Posts Tagged ‘scientists’

Is the Tail Wagging the Dog?

Friday, July 25th, 2008

About the author: Larry Teller joined EPA’s Philadelphia office in its early months and has worked in environmental assessment, state and congressional liaison, enforcement, and communications.

My favorite anthropology professor at the University of Pennsylvania years ago, David B. Stout (famously, in his playful words, “not a Leakey lover,” but that’s another story), insisted that scientists are culture bound by their own culture—unable to fluently interact with, or even fully understand, other cultures. This teaching came to mind yesterday during a meeting in EPA’s mid-Atlantic regional office to begin defining a new website about “green infrastructure;” make that “natural infrastructure;” no, perhaps it’s “limited impact development?” or was it “green communities,” or “green buildings.”

My sincere motto at such meetings, of course, is “I’m from the public affairs office and I’m here to help.” Indeed, as the regional web content coordinator, my job is to help make our websites useful, targeted communications tools that follow EPA’s web standards and best practices. One of these best practices is content coordination, to minimize repetition, confusion and gaps among related agency web content.

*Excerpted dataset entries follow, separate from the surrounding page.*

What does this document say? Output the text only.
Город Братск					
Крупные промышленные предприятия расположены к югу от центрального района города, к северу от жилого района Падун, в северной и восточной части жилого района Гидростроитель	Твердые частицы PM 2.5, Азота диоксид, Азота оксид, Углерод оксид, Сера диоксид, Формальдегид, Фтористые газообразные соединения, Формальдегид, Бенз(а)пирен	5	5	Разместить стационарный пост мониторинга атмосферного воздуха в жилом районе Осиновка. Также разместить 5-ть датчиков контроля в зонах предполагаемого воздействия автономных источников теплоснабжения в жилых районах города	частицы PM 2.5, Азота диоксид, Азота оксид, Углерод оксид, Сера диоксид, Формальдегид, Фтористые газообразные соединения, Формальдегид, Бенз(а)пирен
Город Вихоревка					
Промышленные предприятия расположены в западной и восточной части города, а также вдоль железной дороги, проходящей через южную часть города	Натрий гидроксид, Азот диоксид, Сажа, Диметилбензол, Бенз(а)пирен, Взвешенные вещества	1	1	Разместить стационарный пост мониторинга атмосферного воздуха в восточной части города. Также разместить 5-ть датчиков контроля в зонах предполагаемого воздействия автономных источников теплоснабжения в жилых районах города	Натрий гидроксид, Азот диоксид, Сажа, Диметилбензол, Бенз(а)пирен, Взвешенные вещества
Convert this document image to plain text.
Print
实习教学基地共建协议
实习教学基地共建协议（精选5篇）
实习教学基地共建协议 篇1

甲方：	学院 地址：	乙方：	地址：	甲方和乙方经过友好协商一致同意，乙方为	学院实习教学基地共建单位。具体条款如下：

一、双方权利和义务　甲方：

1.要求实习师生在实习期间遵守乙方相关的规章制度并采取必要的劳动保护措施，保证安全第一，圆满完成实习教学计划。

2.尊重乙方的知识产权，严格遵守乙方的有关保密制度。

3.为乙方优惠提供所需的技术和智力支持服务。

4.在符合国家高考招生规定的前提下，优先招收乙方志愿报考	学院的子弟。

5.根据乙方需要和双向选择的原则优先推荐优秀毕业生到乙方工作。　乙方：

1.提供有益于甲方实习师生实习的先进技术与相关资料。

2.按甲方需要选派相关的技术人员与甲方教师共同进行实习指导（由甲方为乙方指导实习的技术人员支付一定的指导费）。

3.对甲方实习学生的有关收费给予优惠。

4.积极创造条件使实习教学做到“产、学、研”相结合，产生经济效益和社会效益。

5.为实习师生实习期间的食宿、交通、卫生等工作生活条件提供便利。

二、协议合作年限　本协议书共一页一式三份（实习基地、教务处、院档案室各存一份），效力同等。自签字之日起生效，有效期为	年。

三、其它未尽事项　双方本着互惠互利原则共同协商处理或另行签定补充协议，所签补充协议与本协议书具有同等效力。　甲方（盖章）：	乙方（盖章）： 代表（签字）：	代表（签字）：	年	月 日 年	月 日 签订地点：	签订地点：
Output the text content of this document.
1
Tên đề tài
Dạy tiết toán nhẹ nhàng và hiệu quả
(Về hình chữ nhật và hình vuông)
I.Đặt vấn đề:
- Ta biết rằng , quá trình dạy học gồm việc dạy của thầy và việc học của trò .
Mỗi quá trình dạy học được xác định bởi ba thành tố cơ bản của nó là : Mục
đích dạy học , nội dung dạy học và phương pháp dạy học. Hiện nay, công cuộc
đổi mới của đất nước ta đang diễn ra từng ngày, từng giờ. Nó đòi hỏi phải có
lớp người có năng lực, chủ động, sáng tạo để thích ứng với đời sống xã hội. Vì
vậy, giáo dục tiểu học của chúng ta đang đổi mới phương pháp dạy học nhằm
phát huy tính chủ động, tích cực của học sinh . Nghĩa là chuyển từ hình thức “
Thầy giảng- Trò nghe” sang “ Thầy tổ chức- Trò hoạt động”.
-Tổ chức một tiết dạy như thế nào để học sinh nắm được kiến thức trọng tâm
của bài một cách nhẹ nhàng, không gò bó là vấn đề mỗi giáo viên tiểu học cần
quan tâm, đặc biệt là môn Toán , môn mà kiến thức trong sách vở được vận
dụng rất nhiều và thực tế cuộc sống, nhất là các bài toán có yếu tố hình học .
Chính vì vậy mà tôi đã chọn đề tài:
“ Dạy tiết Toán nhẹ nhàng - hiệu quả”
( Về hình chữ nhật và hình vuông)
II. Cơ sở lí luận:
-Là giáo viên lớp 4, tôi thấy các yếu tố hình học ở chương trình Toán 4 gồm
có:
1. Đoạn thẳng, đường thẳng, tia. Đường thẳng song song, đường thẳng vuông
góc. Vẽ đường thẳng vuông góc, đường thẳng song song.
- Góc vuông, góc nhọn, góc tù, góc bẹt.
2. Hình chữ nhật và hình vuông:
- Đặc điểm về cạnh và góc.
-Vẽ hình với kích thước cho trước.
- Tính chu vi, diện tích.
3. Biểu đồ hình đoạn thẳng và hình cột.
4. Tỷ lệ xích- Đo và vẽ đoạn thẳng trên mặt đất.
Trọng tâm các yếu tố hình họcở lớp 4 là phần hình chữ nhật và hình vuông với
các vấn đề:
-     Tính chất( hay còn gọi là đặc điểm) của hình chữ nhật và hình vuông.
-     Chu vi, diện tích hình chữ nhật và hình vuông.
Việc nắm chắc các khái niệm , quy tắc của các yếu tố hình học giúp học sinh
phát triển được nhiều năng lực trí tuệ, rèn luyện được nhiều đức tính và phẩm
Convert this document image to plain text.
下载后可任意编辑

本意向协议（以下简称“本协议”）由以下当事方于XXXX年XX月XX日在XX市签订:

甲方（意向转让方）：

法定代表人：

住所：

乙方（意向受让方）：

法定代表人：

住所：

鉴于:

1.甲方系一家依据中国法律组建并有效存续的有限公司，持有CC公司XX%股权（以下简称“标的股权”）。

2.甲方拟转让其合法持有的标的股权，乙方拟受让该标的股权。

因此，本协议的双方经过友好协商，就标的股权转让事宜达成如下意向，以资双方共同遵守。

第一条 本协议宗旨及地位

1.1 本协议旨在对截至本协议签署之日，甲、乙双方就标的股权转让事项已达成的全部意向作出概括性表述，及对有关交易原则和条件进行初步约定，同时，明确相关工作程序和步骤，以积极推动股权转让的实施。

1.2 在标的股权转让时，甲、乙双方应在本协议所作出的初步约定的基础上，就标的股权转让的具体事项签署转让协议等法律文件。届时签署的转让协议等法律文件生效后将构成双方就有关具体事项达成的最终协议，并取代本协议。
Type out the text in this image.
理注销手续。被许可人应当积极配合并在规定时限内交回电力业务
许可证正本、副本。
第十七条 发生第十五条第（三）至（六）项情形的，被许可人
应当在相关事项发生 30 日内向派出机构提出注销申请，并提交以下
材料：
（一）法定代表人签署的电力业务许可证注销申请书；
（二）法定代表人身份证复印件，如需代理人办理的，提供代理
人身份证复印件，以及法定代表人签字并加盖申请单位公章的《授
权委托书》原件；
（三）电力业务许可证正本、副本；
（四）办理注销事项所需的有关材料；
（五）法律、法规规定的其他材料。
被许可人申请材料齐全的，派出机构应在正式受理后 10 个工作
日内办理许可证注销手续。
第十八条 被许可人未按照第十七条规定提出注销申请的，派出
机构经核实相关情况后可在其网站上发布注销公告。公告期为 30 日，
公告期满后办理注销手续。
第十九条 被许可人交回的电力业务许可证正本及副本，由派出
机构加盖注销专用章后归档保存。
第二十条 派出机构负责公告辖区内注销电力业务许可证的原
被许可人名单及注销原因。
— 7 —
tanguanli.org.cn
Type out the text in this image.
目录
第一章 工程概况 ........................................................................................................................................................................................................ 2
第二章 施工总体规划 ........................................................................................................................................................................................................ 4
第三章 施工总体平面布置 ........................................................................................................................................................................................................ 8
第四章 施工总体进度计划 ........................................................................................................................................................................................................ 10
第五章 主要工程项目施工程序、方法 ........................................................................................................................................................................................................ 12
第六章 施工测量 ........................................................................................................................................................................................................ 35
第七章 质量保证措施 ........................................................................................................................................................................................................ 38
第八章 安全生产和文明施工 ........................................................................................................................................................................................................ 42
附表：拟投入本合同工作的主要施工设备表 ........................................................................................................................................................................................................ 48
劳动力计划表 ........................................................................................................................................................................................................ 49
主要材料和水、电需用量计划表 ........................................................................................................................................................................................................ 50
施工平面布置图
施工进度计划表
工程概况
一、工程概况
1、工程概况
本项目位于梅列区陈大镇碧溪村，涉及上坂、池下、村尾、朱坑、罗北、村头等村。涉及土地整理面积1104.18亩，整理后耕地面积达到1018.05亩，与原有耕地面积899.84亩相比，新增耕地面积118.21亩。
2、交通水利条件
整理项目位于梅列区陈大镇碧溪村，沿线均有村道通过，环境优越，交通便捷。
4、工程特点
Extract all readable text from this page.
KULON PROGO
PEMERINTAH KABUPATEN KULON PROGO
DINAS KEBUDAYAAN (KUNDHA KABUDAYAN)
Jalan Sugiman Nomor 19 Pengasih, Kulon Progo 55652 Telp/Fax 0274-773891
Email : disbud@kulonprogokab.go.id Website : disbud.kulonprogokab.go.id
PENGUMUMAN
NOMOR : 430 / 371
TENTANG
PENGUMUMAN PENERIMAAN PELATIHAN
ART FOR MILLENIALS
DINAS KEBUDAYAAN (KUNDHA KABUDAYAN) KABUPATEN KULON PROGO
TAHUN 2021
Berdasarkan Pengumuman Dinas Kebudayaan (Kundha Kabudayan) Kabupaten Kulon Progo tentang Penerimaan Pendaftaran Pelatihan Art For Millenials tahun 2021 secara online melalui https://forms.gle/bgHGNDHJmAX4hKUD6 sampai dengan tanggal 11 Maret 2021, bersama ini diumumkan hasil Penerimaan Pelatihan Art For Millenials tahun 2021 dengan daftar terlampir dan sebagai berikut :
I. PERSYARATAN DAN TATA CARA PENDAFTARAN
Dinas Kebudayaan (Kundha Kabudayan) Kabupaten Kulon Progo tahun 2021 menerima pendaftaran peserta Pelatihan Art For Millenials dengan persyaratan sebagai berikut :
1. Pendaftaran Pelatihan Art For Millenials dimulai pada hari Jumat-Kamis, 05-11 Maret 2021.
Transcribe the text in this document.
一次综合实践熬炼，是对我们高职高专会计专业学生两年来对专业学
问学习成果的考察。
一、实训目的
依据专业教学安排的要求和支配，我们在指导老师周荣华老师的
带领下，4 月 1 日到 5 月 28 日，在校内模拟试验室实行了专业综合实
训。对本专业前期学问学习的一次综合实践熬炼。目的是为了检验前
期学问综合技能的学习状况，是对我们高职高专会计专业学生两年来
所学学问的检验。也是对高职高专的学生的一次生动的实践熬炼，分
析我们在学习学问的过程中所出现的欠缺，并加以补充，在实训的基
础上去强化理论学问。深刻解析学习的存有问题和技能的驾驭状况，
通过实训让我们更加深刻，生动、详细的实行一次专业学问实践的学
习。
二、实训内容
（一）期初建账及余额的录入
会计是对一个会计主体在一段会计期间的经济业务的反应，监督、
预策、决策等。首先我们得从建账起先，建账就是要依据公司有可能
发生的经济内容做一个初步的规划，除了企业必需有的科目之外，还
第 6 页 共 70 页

I tried not to show how much the conversation made my head hurt, among a group of earnest, cooperative colleagues who are eager to help developers, planners, elected officials, public works managers, environmentalists and the public guide sustainable development. With such a diverse audience, and so many EPA programs individually focused on different slices of the green development pie, it unfortunately wasn’t my first experience where web communications considerations (the tail) forced us to confront the overlap or gaps between policies and programs (the dog).  Shouldn’t it work the other way? Wouldn’t it better serve EPA, our stakeholders and the environment if related programs were more clearly defined, or combined before turning our attention to public outreach? (These questions aren’t rhetorical; please answer them.)

Our group yesterday didn’t know enough about policy integration our agency may be doing to bring the principles and virtues of these green initiatives together to better serve the many concerned external people. As a result–and this is more intriguing challenge than complaint—we’re seeking some manner of content integration as we conceive and write a new website.

Professor Stout wouldn’t be surprised by what we face, but may I ask, dear reader, do you, too, see what we face as the tail wagging the dog?